Frac Grand Large — Hauts-de-France

Nicolas Deshayes réalise des installations, des sculptures, des bas-reliefs et des images. Il s’intéresse aux systèmes circulatoires, tuyauteries domestiques, productions industrielles et processus artisanaux.

Né en France en 1983, il a étudié au Chelsea College of Art and Design et au Royal College of Art à Londres avant de s’installer à Douvres dans le Kent. Alors que son œuvre rencontre un écho grandissant au Royaume-Uni, en Allemagne et en Italie, il présente sa première exposition monographique en France en deux lieux : au Frac Grand Large de Dunkerque, un regard sur dix années de production; au centre d’art du Creux de l’enfer à Thiers, Nicolas Deshayes développe des ensembles d’œuvres issus de nouvelles expériences plastiques menées en fonderie d’art et en thermoformage. Réalisées à partir de la fonte de différents métaux et plastiques, les œuvres jouent de grossissements organiques et de recherches de matières inédites, trouvant un écho avec la puissance des sites, celui de la Vallée des usines en Auvergne et les sites industrialo-portuaires du littoral dunkerquois.
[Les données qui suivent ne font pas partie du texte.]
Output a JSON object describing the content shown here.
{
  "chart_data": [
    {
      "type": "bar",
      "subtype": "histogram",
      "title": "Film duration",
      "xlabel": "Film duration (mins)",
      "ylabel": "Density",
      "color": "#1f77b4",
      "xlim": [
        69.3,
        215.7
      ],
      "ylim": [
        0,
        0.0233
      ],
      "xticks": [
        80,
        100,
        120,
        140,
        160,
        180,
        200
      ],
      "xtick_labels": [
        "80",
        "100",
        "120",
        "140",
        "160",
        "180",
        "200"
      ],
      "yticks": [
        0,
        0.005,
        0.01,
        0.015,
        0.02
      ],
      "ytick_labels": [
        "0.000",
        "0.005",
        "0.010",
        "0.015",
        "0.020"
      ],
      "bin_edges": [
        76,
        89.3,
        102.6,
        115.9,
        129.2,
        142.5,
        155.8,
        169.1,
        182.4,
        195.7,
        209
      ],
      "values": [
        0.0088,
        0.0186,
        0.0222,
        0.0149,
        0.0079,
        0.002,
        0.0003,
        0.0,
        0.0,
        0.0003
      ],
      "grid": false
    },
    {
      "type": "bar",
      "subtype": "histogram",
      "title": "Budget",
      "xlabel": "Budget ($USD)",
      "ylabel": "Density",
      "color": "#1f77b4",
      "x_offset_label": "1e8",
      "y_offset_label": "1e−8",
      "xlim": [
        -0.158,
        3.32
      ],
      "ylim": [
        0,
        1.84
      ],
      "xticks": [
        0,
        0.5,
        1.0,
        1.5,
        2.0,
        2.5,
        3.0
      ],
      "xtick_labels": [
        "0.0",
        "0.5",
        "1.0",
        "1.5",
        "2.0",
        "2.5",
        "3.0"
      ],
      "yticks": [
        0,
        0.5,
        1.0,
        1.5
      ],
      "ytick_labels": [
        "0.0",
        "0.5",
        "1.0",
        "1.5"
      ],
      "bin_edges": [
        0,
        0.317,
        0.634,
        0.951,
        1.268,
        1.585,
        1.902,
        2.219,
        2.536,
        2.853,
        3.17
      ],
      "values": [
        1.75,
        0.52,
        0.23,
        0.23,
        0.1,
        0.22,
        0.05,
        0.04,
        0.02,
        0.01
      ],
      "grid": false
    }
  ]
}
Nicolas Desyahes, Molars, 2015 © Courtesy de l’artiste, Modern Art, Londres. Photo : Robert Glowacki

Depuis dix ans, Nicolas Deshayes s’applique à corrompre les moyens de production industriels en introduisant des techniques artisanales et des réactions chimiques qui rendent chacune de ses œuvres uniques. Lorsque l’artiste coule de l’aluminium, de la fonte, ou les matières plastiques, il introduit des accidents et produit des effets qui rappellent des formes organiques.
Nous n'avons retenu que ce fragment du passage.